Le «crime contre la sécurité publique, l'ordre et la paix lors d'incidents publics de nature soudaine» punit «quiconque produit ou diffuse de fausses informations, dans l'intention de provoquer l'alarme ou des troubles publics», d'une peine pouvant aller jusqu'à deux ans de prison ou d'une amende pouvant aller jusqu'à 240 jours .

La peine est augmentée de trois ans si l'émission suscite «une inquiétude ou une inquiétude effective du public», «fait obstruction» à l'action de l'administration publique ou crée «la conviction» qu'elle émane de l'autorité publique.

Si la "fausse information" est délivrée par des agents des forces de l'ordre ou de la protection civile, la peine maximale est majorée d'un tiers, le diplôme prévoit également.

Le texte a suscité de nombreuses critiques de la part des associations d'avocats et de journalistes du territoire, qui ont mis en garde contre les risques pour la liberté de la presse, conduisant le gouvernement à abandonner une formulation qui prévoyait la criminalisation de la diffusion de «fausses informations, infondées et biaisées, face à des incidents soudains de caractère public ».

Dans la nouvelle version, l'exécutif propose des peines de prison moins lourdes, précisant que le crime et la tromperie surviennent dans des situations de réponse opérationnelle de la protection civile, lorsque la diffusion de fausses informations peut créer la panique sociale.

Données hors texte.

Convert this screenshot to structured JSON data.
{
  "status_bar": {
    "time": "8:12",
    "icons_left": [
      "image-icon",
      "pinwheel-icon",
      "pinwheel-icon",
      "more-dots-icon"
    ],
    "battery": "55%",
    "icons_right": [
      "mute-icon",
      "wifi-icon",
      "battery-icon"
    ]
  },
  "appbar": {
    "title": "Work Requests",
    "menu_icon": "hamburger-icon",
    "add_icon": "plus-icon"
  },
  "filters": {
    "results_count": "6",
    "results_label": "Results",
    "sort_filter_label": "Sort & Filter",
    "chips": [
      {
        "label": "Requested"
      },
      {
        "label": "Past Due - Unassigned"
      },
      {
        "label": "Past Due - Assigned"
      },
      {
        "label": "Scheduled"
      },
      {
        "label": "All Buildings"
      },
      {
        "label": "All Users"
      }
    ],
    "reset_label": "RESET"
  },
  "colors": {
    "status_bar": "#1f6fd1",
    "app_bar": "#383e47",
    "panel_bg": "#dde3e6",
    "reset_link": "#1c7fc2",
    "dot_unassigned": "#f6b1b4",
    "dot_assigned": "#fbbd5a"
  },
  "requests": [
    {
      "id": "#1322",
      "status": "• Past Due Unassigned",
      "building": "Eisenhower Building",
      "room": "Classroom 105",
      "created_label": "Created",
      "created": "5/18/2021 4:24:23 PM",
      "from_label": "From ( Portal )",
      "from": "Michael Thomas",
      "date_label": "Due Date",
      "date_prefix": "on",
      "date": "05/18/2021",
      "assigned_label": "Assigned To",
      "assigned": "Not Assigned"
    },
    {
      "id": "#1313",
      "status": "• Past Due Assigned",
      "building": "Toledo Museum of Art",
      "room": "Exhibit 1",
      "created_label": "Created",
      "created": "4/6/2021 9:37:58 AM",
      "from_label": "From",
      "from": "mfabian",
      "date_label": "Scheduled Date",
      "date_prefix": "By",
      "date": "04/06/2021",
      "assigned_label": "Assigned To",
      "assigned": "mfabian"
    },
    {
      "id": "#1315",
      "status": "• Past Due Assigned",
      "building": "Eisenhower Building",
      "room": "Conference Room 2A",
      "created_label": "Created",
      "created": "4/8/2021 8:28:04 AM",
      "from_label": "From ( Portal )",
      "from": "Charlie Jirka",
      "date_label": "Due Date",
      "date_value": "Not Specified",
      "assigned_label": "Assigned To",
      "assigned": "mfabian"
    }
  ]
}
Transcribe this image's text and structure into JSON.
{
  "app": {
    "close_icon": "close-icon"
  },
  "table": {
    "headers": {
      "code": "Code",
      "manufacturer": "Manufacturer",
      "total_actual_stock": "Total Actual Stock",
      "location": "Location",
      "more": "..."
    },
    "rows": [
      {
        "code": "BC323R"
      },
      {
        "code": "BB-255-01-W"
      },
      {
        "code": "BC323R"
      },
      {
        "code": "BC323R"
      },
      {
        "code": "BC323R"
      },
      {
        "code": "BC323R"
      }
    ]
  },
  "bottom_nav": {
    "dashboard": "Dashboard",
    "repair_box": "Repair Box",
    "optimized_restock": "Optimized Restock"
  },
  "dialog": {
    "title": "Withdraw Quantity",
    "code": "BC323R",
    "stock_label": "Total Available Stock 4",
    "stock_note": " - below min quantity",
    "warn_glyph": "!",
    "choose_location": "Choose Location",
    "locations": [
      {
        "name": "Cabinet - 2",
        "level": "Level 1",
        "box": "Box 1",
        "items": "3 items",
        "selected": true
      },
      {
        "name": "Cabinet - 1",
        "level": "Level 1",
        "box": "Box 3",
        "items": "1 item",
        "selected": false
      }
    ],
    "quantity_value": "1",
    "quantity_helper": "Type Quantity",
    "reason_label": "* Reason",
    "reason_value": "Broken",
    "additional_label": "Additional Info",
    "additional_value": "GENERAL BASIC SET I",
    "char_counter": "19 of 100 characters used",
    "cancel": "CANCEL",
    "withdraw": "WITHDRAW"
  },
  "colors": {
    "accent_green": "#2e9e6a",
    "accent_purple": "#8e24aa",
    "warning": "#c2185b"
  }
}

Malgré les changements, le nouveau crime a de nouveau suscité les critiques de plusieurs députés, qui craignent qu'il ne limite la liberté d'expression.

"Étant un nouveau crime, il constituera certainement une menace certaine pour la liberté d'expression", a critiqué le député pro-démocratie Au Kam Sun, lors de la discussion à l'Assemblée législative.

Le député pro-démocratie Sulu Sou, qui a voté contre, a également fait valoir que les fausses informations devraient être traitées de manière plus transparente. "Si le gouvernement est plus transparent, il y a moins de rumeurs", a-t-il dit.

Le nouveau député de l'Assemblée législative a également mis en doute la possibilité que le diplôme puisse être utilisé pour empêcher les critiques du gouvernement.

«En cas de catastrophe, si l'on pense que le gouvernement ne fait pas bien son travail (..), ces opinions et critiques selon lesquelles le gouvernement est incompétent (…) (sont-elles) de fausses informations?», A-t-il demandé. Le député a estimé que la «catastrophe» est la loi qui peut affecter la libre émission des avis et ne pas savoir «qui va être arrêté» sous le diplôme, provoquant des rires dans la salle.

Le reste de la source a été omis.